Terkutuklah pikiran-pikiran tak masuk akalnya.

"Ada, selalu ada. Saya gakpunya waktu senggang untuk nanggapin kamu"

"Yah, Mas Ilham. Padahal kan saya mau ajak makan doang, serius deh" Ilham menggelengkan kepalanya. Tidak menghiraukan ucapan perempuan itu, anggap sebagai angin lalu. Cahaya ikuti langkah kaki Ilham kembali. Laki-laki itu kembali berhenti.

"Ini bagian laki-laki, Cahaya. Mau ikut?" Cahaya mengintip dari balik punggung laki-laki itu, lalu mengangguk paham. Cahaya memilih untuk berbalik kembali, tak jadi ikuti kemana laki-laki itu pergi.

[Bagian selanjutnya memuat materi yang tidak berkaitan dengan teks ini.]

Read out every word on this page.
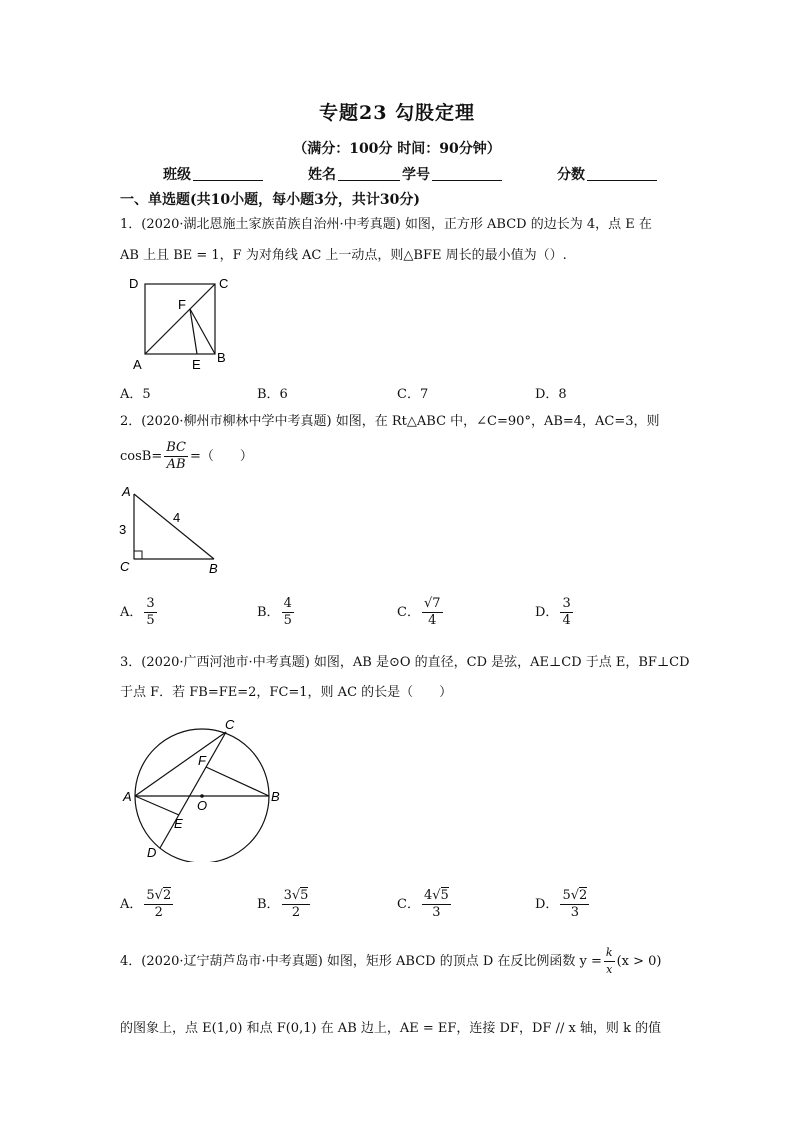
专题23 勾股定理
（满分：100分 时间：90分钟）
班级	姓名	学号	分数
一、单选题(共10小题，每小题3分，共计30分)
1．(2020·湖北恩施土家族苗族自治州·中考真题) 如图，正方形 ABCD 的边长为 4，点 E 在
AB 上且 BE = 1，F 为对角线 AC 上一动点，则△BFE 周长的最小值为（）.
D	C
F
A	E B
A．5	B．6	C．7	D．8
2．(2020·柳州市柳林中学中考真题) 如图，在 Rt△ABC 中，∠C=90°，AB=4，AC=3，则
$\cos B= \frac{BC}{AB}$ =（　　）
A
C	B
3
4
A． $\frac{3}{5}$	B． $\frac{4}{5}$	C． $\frac{√7}{4}$	D． $\frac{3}{4}$
3．(2020·广西河池市·中考真题) 如图，AB 是⊙O 的直径，CD 是弦，AE⊥CD 于点 E，BF⊥CD
于点 F．若 FB=FE=2，FC=1，则 AC 的长是（　　）
A	B
C
D
E
F
O
A． $\frac{5√2}{2}$	B． $\frac{3√5}{2}$	C． $\frac{4√5}{3}$	D． $\frac{5√2}{3}$
4．(2020·辽宁葫芦岛市·中考真题) 如图，矩形 ABCD 的顶点 D 在反比例函数 $y = \frac{k}{x} (x > 0)$
的图象上，点 E(1,0) 和点 F(0,1) 在 AB 边上，AE = EF，连接 DF，DF // x 轴，则 k 的值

"Yaudah deh, selamat berjumpa di pelaminan Mas Ilham" Ilham mengangkat bahu acuh, merasa bukan hal penting yang harus ia tanggapi

Ketika dapati Bang Fadil sudah tampak keluar dari dalam masjid, Cahaya angkat tangannya tinggi-tinggi, melambaikan tangan.

"Abis ngapain kamu?"

"Itu Mas Ilham godain Cahaya"

"Mana ada yang percaya sama omonganmu, seluruh orang di kompleks juga tau, kamu yang godain Mas Ilham"

"Abang maaaaahhh" Cahaya mengerucutkan bibirnya "Jangan diperjelas lagi"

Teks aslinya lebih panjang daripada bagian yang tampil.